Pues bien, hace menos de un mes se promulgó una reforma constitucional que dota de autonomía al IFAI. Ahora tendrá condiciones de órgano nacional y de él se espera aporte soluciones consistentes a problemas críticos de opacidad que persisten en el país. Jacqueline Peschard lo ha definido como un tribunal máximo de la transparencia mientras otros señalan que bien podría ser el órgano rector nacional de las políticas en materia de transparencia. Dicho sin tapujos, el IFAI será tan importante que enfrentará resistencias en ocasiones feroces. Para ello, su legitimidad se convierte en un capital no sólo valioso sino indispensable.

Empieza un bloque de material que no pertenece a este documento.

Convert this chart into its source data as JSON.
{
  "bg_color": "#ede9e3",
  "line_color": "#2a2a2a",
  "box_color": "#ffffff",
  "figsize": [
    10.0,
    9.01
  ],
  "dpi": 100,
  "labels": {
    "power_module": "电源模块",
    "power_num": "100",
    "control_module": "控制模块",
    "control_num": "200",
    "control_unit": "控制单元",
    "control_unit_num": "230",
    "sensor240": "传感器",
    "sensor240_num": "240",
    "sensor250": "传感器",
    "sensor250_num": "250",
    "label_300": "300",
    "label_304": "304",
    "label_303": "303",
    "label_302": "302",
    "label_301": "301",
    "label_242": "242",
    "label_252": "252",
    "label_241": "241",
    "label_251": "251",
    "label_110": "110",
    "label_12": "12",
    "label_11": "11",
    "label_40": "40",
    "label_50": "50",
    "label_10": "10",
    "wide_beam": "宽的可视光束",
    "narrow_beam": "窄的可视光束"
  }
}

De cara a ese futuro, por el momento el Senado está en pleno proceso deliberativo para decidir si ratifica o remueve a los actuales comisionados del IFAI. Es público y —de hecho aun más— notorio que el IFAI vive una crisis política a su interior. También lo son las críticas al propio presidente del Instituto levantadas por voces de diversos sectores. No me detengo ni doy por válidos los cada vez más crecientes rumores desde dentro del Senado y otras instancias de la existencia de una orden de la Oficina de la Presidencia para que el PRI asegure la ratificación del comisionado Laveaga incluso sin tener una valoración objetiva de su gestión. Aclarada su condición, estos rumores son de tal intensidad y provienen de tan diversas fuentes que, en su caso, serán punto de contraste con las razones del Senado.
Y será precisamente con sus razones con lo que podremos valorar si el Senado apunta a la autonomía para proteger y aislar al IFAI de intereses particulares y evitar su captura dotándolo de arraigo social para contar con fuentes de inteligencia y conocimiento. El escenario opuesto es el de la paradoja, que los nombramientos de la instancia que busca contribuir a erradicar la simulación y la desconfianza terminen siendo resultado de un proceso en el que sólo se le haga al cuento con cargo a la sospecha.